No Verstand, a distinção subjetivo-objetiva foi transcendida, portanto Boehme sustenta que o Verstand é conhecimento seguro, pois conhecedor e conhecido são um.
As palavras “verdadeiro” e “falso” se aplicam propriamente apenas à Vernunft, pois pressupõem a distinção sujeito-objeto e não podem ser aplicadas ao absoluto.
Quando Boehme diz para jogar fora a razão externa para que a vontade se torne a vontade de Deus, ou quando Eckhart fala do processo eterno como uma autorrevelação de Deus, é difícil ver como tal conhecimento é verdadeiro ou falso.
O paradoxo místico é admitido abertamente, e Boehme diz que a própria existência do dilema significa que se está meramente filosofando, e a filosofia (Vernunft) não pode resolver o dilema.
Se se deseja entender os altos mistérios, não há necessidade de colocar uma universidade no nariz ou quaisquer outros óculos.
O dilema é evidência do duplo aspecto de toda vontade, e o objetivo do querer é transformar a vontade temporal dupla na vontade eterna una.
O caminho divino pelo qual um ser humano pode contemplar a Deus em sua Palavra é estar uno em si mesmo.
Boehme resolve a dificuldade levando a Vernunft com ele para a experiência superior; a “vontade una” do Verstand é uma harmonia, não uma identidade.
O conhecimento existe porque a manifestação só é possível por meio de opostos, e o conhecimento não cancela os opostos, mas faz deles uma trindade de tese, antítese e síntese.

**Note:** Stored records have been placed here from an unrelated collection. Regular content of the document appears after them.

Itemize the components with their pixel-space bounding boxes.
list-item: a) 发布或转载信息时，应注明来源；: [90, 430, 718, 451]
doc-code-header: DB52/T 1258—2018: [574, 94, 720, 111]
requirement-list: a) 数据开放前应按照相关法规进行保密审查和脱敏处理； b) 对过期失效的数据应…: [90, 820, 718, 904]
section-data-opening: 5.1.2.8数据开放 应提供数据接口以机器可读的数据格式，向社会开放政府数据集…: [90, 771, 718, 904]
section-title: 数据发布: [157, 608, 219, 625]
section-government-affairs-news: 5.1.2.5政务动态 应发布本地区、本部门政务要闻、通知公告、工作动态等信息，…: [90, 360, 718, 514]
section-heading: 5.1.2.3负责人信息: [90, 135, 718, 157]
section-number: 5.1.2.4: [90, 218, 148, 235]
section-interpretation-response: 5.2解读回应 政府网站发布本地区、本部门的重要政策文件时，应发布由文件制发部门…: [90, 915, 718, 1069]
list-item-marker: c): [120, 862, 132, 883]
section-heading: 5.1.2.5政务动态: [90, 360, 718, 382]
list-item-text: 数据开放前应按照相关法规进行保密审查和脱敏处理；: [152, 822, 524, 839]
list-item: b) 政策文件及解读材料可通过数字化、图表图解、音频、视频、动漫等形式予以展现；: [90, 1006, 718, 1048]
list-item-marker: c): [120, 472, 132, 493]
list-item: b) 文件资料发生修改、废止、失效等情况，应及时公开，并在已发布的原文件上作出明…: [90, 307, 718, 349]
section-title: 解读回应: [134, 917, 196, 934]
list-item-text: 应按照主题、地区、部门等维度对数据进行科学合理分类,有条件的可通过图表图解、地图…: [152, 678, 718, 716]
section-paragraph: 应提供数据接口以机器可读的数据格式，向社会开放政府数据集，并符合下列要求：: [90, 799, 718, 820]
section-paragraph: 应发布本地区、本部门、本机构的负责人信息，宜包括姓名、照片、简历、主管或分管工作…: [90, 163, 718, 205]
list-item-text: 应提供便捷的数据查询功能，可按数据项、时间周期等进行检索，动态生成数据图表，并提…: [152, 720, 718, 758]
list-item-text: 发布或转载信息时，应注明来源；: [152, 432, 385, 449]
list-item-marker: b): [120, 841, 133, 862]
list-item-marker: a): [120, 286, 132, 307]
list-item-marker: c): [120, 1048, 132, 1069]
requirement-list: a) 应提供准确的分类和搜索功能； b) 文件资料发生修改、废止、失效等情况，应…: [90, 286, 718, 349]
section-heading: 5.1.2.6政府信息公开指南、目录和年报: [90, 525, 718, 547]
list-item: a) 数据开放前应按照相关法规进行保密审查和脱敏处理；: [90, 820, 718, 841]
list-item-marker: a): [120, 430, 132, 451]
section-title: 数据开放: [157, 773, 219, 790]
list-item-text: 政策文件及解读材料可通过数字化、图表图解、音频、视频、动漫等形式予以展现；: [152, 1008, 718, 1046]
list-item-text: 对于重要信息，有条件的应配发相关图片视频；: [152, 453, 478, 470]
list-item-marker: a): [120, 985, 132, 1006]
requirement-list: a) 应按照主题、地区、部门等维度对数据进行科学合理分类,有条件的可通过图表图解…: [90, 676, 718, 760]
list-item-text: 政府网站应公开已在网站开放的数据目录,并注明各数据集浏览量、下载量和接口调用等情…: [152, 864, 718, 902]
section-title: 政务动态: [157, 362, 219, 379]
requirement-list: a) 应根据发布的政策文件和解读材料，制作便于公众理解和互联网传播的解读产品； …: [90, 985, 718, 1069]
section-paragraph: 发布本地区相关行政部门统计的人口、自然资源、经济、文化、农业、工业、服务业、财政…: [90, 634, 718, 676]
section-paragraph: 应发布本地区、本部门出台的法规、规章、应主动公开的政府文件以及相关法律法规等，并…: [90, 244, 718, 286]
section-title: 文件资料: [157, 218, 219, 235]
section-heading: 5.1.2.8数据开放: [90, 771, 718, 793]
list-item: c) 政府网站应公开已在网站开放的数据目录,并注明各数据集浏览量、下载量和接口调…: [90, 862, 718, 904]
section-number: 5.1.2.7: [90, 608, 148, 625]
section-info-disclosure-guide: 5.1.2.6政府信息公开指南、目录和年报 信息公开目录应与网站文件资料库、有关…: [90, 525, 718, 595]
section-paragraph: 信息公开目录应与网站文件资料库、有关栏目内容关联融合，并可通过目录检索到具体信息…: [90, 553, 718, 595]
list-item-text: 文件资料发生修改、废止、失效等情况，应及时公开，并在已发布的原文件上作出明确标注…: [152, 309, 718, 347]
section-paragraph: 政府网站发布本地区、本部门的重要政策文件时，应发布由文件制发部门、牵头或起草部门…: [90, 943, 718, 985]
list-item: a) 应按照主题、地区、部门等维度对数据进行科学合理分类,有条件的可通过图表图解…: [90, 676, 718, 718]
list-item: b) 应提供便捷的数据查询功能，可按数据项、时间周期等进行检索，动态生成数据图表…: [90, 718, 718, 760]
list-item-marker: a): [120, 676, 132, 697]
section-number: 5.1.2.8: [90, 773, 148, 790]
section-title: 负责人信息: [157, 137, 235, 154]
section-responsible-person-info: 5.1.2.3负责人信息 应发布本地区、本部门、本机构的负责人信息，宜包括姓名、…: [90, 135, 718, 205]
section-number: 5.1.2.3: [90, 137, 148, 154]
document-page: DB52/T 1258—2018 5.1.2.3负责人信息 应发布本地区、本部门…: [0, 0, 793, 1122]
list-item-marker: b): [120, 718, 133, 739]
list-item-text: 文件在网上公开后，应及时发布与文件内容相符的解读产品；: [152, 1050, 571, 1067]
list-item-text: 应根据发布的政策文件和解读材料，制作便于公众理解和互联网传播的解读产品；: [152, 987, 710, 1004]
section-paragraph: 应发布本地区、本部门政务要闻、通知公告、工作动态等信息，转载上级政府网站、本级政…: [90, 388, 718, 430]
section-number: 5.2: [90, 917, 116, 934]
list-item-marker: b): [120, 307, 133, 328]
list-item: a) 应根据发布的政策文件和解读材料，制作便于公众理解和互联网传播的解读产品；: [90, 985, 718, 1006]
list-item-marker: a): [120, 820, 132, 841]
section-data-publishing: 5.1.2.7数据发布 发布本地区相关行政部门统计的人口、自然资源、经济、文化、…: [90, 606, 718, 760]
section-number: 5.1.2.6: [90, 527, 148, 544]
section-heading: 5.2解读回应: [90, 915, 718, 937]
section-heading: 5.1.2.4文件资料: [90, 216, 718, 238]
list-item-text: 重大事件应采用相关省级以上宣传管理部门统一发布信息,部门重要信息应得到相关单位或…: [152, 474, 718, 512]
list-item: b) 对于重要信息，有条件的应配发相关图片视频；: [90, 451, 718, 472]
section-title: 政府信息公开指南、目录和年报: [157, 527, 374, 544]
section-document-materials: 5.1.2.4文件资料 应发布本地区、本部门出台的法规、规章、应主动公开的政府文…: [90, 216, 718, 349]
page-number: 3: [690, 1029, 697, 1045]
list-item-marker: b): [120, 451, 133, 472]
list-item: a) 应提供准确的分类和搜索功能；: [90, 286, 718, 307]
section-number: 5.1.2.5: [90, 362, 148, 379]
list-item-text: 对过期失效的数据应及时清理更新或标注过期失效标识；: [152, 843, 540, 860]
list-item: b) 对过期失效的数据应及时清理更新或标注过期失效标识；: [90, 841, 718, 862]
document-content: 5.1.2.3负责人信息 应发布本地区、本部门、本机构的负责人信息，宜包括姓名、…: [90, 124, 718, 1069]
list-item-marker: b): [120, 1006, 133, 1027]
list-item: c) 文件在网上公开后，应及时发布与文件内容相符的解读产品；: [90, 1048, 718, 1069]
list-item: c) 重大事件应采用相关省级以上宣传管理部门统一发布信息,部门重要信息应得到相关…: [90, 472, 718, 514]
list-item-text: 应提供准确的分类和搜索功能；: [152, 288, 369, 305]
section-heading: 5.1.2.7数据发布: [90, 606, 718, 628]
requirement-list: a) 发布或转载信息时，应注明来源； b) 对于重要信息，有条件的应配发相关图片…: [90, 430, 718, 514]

Uma analogia moderna pode esclarecer a distinção de Boehme entre Verstand e Vernunft.
Um surdo poderia dominar a teoria matemática do som e entender como os objetos materiais vibram, mas isso é conhecimento racional externo.

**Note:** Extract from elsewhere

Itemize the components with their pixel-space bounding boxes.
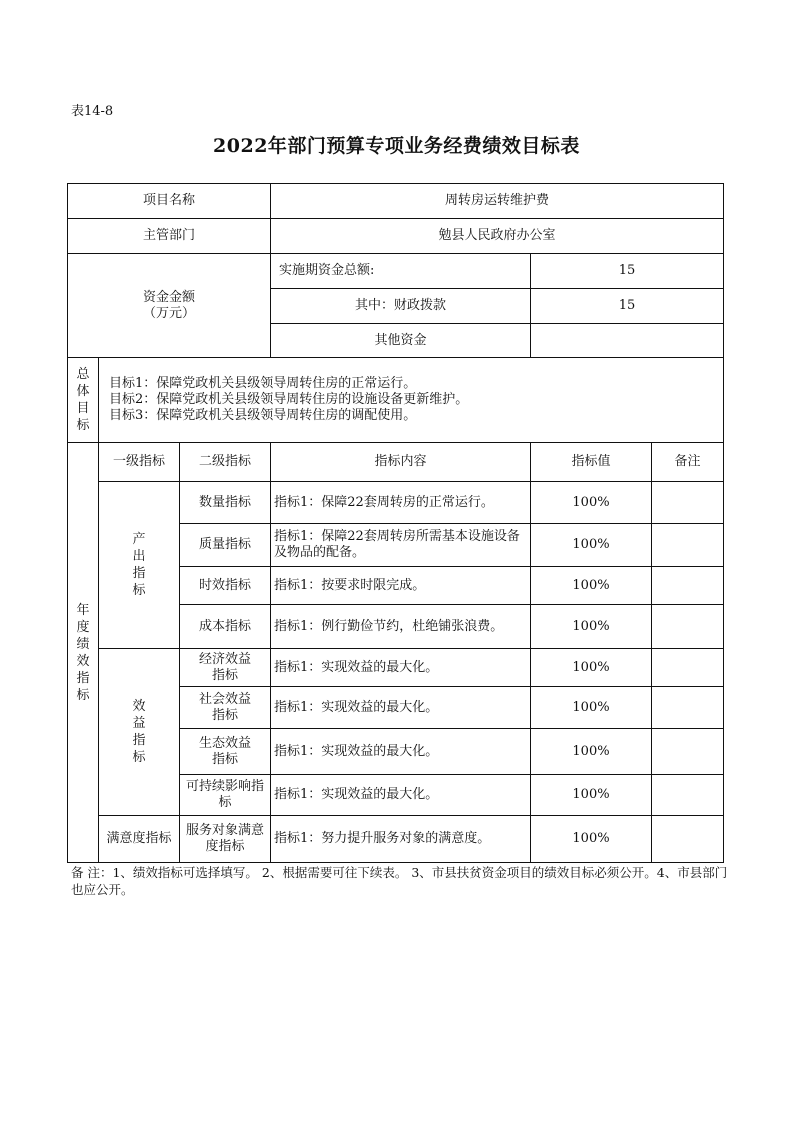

O surdo não entenderia o som de “dentro” como uma experiência, pois uma onda aérea tem um duplo aspecto: energia mecânica e som.
Cada um é conhecido por um tipo diferente de conhecimento, e o dualismo continuamente irrompe novamente.
Apesar de seus métodos grosseiros de expressão, a teoria do conhecimento de Boehme contém muito com o que o pensamento moderno concordaria.
Desde Kant, poucos negariam que há em todo conhecimento um elemento subjetivo e objetivo.
Boehme é especialmente profundo quando discute o método pelo qual a alma se liberta do mundo sombra da ideia e alcança a objetividade genuína.